### 02c_MCLP_and_p-median — Optimal facility siting on sparse travel matrices

This notebook builds on **02b_matrix_coverage_fast_ops** to **choose station locations** that best serve demand under travel-time constraints. We solve two classic models:

- **MCLP (Maximal Covering Location Problem):** place `p` stations to **maximise population covered** within a response-time threshold `T` (ARP-aligned bands: 7 / 15 / 18 / 40 min).
- **p-median:** place `p` stations to **minimise population-weighted travel time**.

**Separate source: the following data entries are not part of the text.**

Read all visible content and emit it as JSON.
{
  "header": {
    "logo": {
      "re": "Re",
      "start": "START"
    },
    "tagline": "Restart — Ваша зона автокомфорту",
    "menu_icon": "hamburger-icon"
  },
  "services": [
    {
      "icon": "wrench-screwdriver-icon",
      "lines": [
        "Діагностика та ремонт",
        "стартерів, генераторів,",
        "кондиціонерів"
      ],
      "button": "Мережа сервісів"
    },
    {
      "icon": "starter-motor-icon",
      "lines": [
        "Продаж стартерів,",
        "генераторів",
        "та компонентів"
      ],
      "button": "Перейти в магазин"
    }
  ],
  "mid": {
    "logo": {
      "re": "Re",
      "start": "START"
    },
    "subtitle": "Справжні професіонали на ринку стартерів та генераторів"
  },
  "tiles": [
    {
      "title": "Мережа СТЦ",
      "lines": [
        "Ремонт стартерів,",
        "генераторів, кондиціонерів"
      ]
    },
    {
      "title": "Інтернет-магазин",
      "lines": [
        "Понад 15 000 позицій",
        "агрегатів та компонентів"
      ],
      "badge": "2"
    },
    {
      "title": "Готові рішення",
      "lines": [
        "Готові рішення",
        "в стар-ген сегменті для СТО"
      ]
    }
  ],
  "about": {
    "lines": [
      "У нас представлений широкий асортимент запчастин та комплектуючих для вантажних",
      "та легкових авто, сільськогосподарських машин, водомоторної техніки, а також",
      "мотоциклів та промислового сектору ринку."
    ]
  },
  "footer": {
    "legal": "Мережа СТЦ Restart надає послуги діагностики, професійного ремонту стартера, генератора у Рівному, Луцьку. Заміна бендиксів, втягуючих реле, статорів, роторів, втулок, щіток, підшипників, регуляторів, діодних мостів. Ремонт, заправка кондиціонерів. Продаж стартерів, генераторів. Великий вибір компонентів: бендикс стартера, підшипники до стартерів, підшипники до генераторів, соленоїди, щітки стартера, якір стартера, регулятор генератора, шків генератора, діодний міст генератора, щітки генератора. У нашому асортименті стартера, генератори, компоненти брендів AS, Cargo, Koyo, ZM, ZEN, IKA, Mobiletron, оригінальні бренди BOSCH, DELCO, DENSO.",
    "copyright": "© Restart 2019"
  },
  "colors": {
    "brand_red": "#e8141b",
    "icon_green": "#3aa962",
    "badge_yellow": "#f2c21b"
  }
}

Both models re-use 02b’s cached sparse matrices (**R**, **R_mask**) for speed and reproducibility, and export clean tables/layers for maps, dashboards, and scenario comparisons.

---

### What you’ll do here

- **Load 02b outputs:** `R.npz` (csr), `R_mask.npz` (csr), `matrix_metadata.npz`, plus `lsoa_index`, `population` (aligned to rows), and `station_lsoas` (aligned to columns).
- **Build coverage sets** once per threshold `T` via boolean CSR incidence `A_T = (R ≤ T)`.
- **Solve MCLP** for a grid of `(T, p)` and report coverage KPIs vs the 02b baseline.
- **Solve p-median** for a range of `p`, with optional **k-nearest** edge sparsification to keep the model lean.
- **(Optional) Variants:**  
  - **LSCP** (feasibility at `T`): minimal `p` so every LSOA is within `T`.  
  - **Back-up MCLP**: enforce ≥2-deep cover for resilience.
- **Export** selected sites, assignments, KPI deltas, and **map-ready** layers.

---

### Inputs (contracts match 02b)

- **Matrices dir (from 02b):** `R.npz`, `R_mask.npz`, `matrix_metadata.npz`
- **Demand & weights:** `lsoa_index`, `population`
- **Candidate sites:** `station_lsoas` (candidate set `J`)
- **Parameters:**  
  - Coverage thresholds: `T ∈ {7, 15, 18, 40}` (minutes)  
  - Facility counts: `p` (e.g., `{6, 8, 10, 12, 14}`)  
  - p-median sparsification: `k` (default `15`) and optional max radius (e.g., `60` min)

---

### Models (brief)

- **MCLP:**  
  Variables: `x_j ∈ {0,1}` (open j), `y_i ∈ [0,1]` (i covered)  
  Constraints: `y_i ≤ ∑_{j∈S_i(T)} x_j`, `∑_j x_j = p`  
  Objective: maximise `∑_i w_i y_i`  
  _Implemented via CSR `A_T` so `y ≤ A_T x` without Python loops._

- **p-median:**  
  Variables: `x_j ∈ {0,1}`, `z_ij ∈ [0,1]` (assignment)  
  Constraints: `∑_j z_ij = 1`, `z_ij ≤ x_j`, `∑_j x_j = p`  
  Objective: minimise `∑_i ∑_j w_i d_ij z_ij`  
  _Edge set reduced to row-wise `k` nearest candidates per demand to shrink z-vars._

---

### KPIs & artifacts

- **Coverage vs baseline (02b):** population % within `{7,15,18,40}` for each `(T, p)`
- **p-median costs:** population-weighted mean minutes (overall + deciles)
- **Assignments:** nearest chosen site per LSOA with travel time
- **Top gains:** LSOAs with largest minutes saved vs baseline
- **Map layers:** binary coverage (≤`T`) and “minutes to assigned station” rasters
- **Chosen sites CSV:** station LSOA, selection flag, (optional) opening rank

---

### Sanity checks

1. **MCLP monotonicity:** for fixed `T`, coverage must not decrease as `p` grows.  
2. **Threshold monotonicity:** for fixed `p`, coverage must not decrease as `T` grows.  
3. **LSCP feasibility:** report minimal `p` for feasibility at `T` (or minimal `T` for a given `p`).  
4. **p-median extremes:** `p = |J|` → cost equals baseline nearest-open; `p = 1` → single medoid.

---

### Notes aligned to your codebase

- Re-use 02b paths: `MATRICES_DIR`, `TABLES_DIR`, `MAPS_DIR`; keep column names consistent (`resp_le_{T}`, `t_resp_min`, etc.).
- Preserve index order for `station_lsoas` (02b emphasised index stability).
- After choosing `x`, you can pass the selected columns back into **02b**’s scenario runner to recompute end-to-end KPIs.

> **Tip:** Start with **PuLP + CBC** (lightweight). For larger scales, switch to OR-Tools MIP or python-mip. Warm-start p-median from a greedy MCLP solution or k-medoids for faster convergence.